Госс тяжело выдохнул и тоже шагнул в камеру.

– Послушай, э-э… Вероника. Мы не хотим причинять вреда…

– Я надеюсь, – тихо сказала Вероника. – Меня же господин Роттер сюда отправил.

– Эм, да, насчёт этого… – Госс потёр переносицу, мысленно желая убраться отсюда как можно скорее. И никогда не возвращаться. – Обстоятельства изменились – мы должны проводить тебя в другое место. Поэтому нужно, чтобы ты переоделась и получила номер.

– Номер? – глухо спросила девочка. – Зачем?

– Потому что здесь у всех есть номера, – терпеливо ответил Госс.

– Но это тюрьма.

Госс промолчал. Вероника задала следующий вопрос:

– Как я получу номер? Это как паспорт?

– Не совсем… – начал было Госс, но Нора перебила его.

– Тату, – сказала она, пригнулась, чтобы казаться ниже, и вдруг попробовала улыбнуться. Это выглядело устрашающе. – Я сделаю тату. Не больно.

Вероника отступила на шаг и упёрлась в стену. Госс не мог больше на это смотреть, он махнул рукой и отвернулся.

– Раздевайса, п’жалста, – сказала Нора.

И спустя несколько долгих секунд Госс наконец услышал шорох ткани, и что-то мягко скользнуло на пол.

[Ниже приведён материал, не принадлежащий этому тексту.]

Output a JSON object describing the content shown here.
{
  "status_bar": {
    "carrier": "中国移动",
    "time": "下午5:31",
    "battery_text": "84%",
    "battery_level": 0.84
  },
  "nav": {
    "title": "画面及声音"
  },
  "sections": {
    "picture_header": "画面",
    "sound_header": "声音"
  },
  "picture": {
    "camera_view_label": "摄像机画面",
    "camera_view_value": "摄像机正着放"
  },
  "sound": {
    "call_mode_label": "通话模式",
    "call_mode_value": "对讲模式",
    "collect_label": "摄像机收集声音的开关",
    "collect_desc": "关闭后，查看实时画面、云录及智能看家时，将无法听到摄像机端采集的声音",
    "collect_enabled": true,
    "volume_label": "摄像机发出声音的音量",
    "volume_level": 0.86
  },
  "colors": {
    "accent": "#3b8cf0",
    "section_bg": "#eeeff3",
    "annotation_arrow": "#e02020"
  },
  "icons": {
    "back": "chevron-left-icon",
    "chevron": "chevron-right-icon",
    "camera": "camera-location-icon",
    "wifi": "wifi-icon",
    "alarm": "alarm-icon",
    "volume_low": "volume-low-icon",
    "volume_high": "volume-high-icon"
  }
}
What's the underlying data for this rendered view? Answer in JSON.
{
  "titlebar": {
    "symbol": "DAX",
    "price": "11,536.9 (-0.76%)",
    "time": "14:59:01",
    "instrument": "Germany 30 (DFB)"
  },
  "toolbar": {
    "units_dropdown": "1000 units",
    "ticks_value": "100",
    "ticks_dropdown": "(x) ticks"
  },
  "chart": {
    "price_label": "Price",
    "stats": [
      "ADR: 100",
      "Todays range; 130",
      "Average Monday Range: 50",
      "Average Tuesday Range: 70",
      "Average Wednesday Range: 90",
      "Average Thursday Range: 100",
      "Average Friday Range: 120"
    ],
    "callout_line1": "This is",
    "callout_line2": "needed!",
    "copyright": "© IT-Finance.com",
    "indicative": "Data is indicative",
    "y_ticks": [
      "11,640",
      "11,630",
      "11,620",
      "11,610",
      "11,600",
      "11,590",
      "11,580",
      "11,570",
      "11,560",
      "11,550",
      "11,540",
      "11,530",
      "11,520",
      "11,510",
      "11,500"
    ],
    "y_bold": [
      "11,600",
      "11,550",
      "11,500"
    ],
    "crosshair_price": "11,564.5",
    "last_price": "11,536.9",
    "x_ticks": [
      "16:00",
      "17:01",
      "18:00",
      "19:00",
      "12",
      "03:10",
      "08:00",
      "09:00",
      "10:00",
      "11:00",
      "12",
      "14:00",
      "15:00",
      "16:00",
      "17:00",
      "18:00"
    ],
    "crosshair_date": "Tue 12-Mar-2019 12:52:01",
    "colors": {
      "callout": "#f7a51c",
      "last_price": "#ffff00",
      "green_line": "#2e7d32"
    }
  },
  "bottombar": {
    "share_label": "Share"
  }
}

– Ещё, – это был голос Норы.

Снова Госс слышал ткань и пыхтение Вероники, вероятно, стягивающей штаны, как вдруг раздался другой звук – мягкий «плюп», и Нора удивлённо ойкнула. Госс немедленно обернулся и увидел, как девочка, одной ногой в штанине, ползёт по полу за сложенными листками бумаги. Их было всего три – три небольших блокнотных листа, и Госс выхватил их у Вероники прежде, чем она успела разорвать их или спрятать.

– Это что такое? – спросил он, расправляя бумагу и не выпуская Веронику из виду.

– Я… совершенно не знаю, – залепетала она. – Случайно нашла…

– Это письмо от твоей матери, – отрезал Госс, вскользь проглядывая строчки. – В Поверхностный мир! Она попросила тебя отправить его?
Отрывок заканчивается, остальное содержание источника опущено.